The Unlikely Endurance of Christian Rock

Larry Norman, the founder of Christian rock, never entirely endorsed the genre. Illustration by Bráulio Amado; photograph by Michael Ochs Archives / Getty

By Kelefa Sanneh

The New Yorker

In 1957, less than a year after the end of the Montgomery bus boycott, the Reverend Martin Luther King, Jr., took a part-time job as an advice columnist. His employer was Ebony, and his ambit was broad: race relations, marital problems, professional concerns. In the April, 1958, issue, King was asked to address one of the most polarizing issues of the day: rock music. His correspondent was a churchgoing seventeen-year-old with a musical split personality. “I play gospel music and I play rock ’n’ roll,” the letter read. Its author wanted to know whether this habit was objectionable.

King’s advice was characteristically firm. Rock and gospel were “totally incompatible,” he explained: “The profound sacred and spiritual meaning of the great music of the church must never be mixed with the transitory quality of rock and roll music.” And he made it clear which he preferred. “The former serves to lift men’s souls to higher levels of reality, and therefore to God,” he wrote. “The latter so often plunges men’s minds into degrading and immoral depths.”

Randall J. Stephens, a religious historian, views the relationship between Christianity and rock and roll as a decades-long argument over American culture, sacred and profane. In “The Devil’s Music,” released last March, Stephens reconsiders the judgments of King and other Christian leaders who viewed rock and roll with alarm. He points out that many pioneering rockers, from Sister Rosetta Tharpe to Jerry Lee Lewis, came out of the Pentecostal Church; for some preachers, he argues, rock and roll was worrisome precisely because its frenetic performances evoked the excesses of Pentecostal worship. In a sermon given in 1957, King, a Baptist, urged his fellow-preachers to move beyond unseemly displays: “We can’t spend all of our time trying to learn how to whoop and holler,” he said. Stephens wants us to think of rock and Christianity not as enemies but as siblings engaged in a family dispute.

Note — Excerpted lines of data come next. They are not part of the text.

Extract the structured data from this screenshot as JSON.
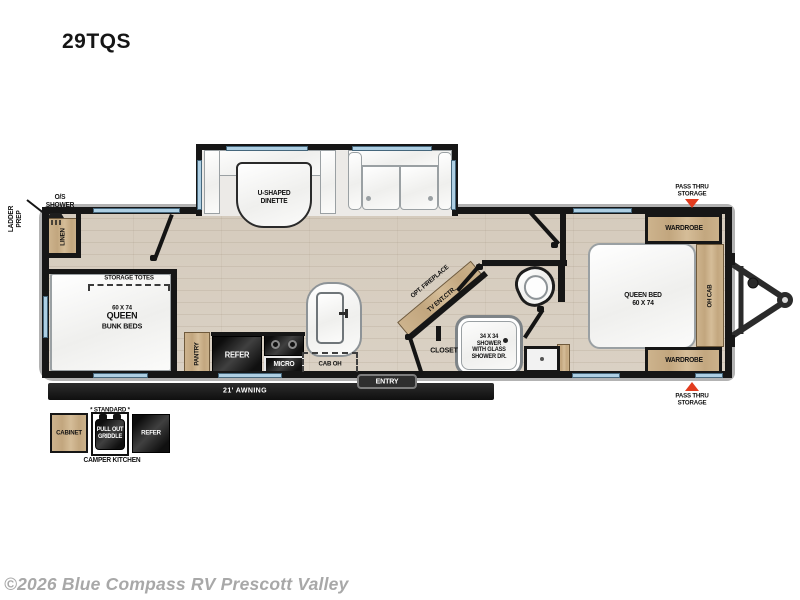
{
  "title": "29TQS",
  "watermark": "©2026 Blue Compass RV Prescott Valley",
  "colors": {
    "wood": "#c7ad89",
    "appliance": "#1e1e1e",
    "wall": "#161616",
    "floor": "#d8cfc2",
    "window": "#aecfe3",
    "arrow": "#e23b1e",
    "watermark": "#a8a8a8"
  },
  "exterior": {
    "ladder_prep": "LADDER\nPREP",
    "os_shower": "O/S\nSHOWER",
    "pass_thru_top": "PASS THRU\nSTORAGE",
    "pass_thru_bottom": "PASS THRU\nSTORAGE",
    "awning": "21' AWNING",
    "entry": "ENTRY"
  },
  "bunk_room": {
    "linen": "LINEN",
    "storage_totes": "STORAGE TOTES",
    "bunk_bed_size": "60 X 74",
    "bunk_bed_type": "QUEEN",
    "bunk_bed_sub": "BUNK BEDS"
  },
  "kitchen": {
    "dinette": "U-SHAPED\nDINETTE",
    "pantry": "PANTRY",
    "refer": "REFER",
    "micro": "MICRO",
    "cab_oh": "CAB OH"
  },
  "living": {
    "opt_fireplace": "OPT. FIREPLACE",
    "tv_ent_ctr": "TV ENT.CTR."
  },
  "bathroom": {
    "closet": "CLOSET",
    "shower": "34 X 34\nSHOWER\nWITH GLASS\nSHOWER DR."
  },
  "bedroom": {
    "queen_bed": "QUEEN BED\n60 X 74",
    "wardrobe_top": "WARDROBE",
    "wardrobe_bottom": "WARDROBE",
    "oh_cab": "OH CAB"
  },
  "camper_kitchen": {
    "standard": "* STANDARD *",
    "cabinet": "CABINET",
    "griddle": "PULL OUT\nGRIDDLE",
    "refer": "REFER",
    "caption": "CAMPER KITCHEN"
  }
}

Rock’s reputation quickly improved: less than a decade later, King’s protégé Andrew Young declared that rock and roll had done “more for integration than the church.” And by the end of the sixties a small but growing number of believers were helping to invent a style that King might have viewed as a contradiction in terms: Christian rock, which became a recognizable genre and, in the decades that followed, a thriving industry.